[source]

Random Forest#

An ensemble classifier that trains Decision Trees (Classification Trees or Extra Trees) on a random subset (bootstrap set) of the training data. A prediction is made based on the probability scores returned from each tree in the forest which are then averaged and weighted equally.

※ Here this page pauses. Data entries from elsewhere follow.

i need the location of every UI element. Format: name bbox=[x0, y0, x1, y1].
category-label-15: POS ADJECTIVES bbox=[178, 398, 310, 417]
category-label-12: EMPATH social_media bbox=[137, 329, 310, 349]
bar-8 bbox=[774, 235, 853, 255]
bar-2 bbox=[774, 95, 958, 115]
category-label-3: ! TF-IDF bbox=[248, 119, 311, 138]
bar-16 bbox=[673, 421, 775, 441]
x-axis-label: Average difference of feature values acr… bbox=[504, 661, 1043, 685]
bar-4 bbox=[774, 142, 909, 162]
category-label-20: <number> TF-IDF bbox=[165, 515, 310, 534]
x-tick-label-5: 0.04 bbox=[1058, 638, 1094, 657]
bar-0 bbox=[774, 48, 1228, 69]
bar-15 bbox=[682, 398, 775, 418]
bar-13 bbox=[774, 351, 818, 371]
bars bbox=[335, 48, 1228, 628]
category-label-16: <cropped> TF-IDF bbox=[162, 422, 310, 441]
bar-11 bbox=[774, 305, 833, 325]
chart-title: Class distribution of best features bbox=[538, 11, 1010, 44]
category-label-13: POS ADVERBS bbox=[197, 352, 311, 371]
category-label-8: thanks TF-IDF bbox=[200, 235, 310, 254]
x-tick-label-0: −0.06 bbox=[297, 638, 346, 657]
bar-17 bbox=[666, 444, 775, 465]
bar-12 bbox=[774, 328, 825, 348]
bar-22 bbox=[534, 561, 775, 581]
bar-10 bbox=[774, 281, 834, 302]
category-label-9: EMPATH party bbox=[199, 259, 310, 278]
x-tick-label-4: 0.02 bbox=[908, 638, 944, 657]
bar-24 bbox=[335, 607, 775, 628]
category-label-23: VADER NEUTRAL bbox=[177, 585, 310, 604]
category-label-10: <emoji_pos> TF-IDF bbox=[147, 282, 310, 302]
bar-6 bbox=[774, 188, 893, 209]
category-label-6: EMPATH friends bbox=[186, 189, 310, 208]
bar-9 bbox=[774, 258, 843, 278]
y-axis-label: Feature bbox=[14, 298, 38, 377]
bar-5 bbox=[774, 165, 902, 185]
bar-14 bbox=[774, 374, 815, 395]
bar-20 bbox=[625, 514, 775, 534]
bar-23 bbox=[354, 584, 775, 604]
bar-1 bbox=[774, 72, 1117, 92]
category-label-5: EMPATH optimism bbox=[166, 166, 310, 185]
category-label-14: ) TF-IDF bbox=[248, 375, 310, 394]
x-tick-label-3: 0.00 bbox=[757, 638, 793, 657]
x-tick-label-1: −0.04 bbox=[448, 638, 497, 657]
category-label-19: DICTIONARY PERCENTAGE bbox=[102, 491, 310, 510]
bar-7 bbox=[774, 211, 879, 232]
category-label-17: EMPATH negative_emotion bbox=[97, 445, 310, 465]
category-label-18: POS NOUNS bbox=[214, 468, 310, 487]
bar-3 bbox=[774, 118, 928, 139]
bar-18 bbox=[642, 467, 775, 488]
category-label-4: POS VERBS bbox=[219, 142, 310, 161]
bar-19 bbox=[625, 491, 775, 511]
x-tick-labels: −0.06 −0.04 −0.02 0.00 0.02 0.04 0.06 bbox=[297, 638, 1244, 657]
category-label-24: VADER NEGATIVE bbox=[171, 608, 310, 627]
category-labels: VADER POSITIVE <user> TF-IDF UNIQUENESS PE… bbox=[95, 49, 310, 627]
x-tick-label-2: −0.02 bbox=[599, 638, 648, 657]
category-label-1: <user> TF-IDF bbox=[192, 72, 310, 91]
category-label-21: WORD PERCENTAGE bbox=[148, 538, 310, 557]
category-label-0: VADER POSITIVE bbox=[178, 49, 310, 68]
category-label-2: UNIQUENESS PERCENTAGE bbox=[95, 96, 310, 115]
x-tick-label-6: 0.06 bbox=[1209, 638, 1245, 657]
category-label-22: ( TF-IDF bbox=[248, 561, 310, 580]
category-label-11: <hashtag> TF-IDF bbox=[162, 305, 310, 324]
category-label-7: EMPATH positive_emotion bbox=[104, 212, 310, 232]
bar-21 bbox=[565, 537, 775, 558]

Interfaces: Estimator, Learner, Probabilistic, Parallel, Persistable

Data Type Compatibility: Categorical, Continuous

Parameters#

# Param Default Type Description
1 base ClassificationTree object The base tree estimator. The default is a fully grown Classification Tree.
2 estimators 100 int The number of estimators to train in the ensemble.
3 ratio 0.2 float The ratio of random samples (between 0 and 1.5) to train each base learner on.

Additional Methods#

Return the normalized feature importances i.e. the proportion that each feature contributes to the overall model, indexed by feature column:

public featureImportances() : array

Example#

use Rubix\ML\Classifiers\RandomForest;
use Rubix\ML\Classifiers\ClassificationTree;

$estimator = new RandomForest(new ClassificationTree(10), 300, 0.1);

// Train the learner

$importances = $estimator->featureImportances();

var_dump($importances);
array(3) {
  [0]=> float(0.39250395133811)
  [1]=> float(0.1555633977313)
  [2]=> float(0.45193265093059)
}

References#

  • L. Breiman. (2001). Random Forests.
  • L. Breiman et al. (2005). Extremely Randomized Trees.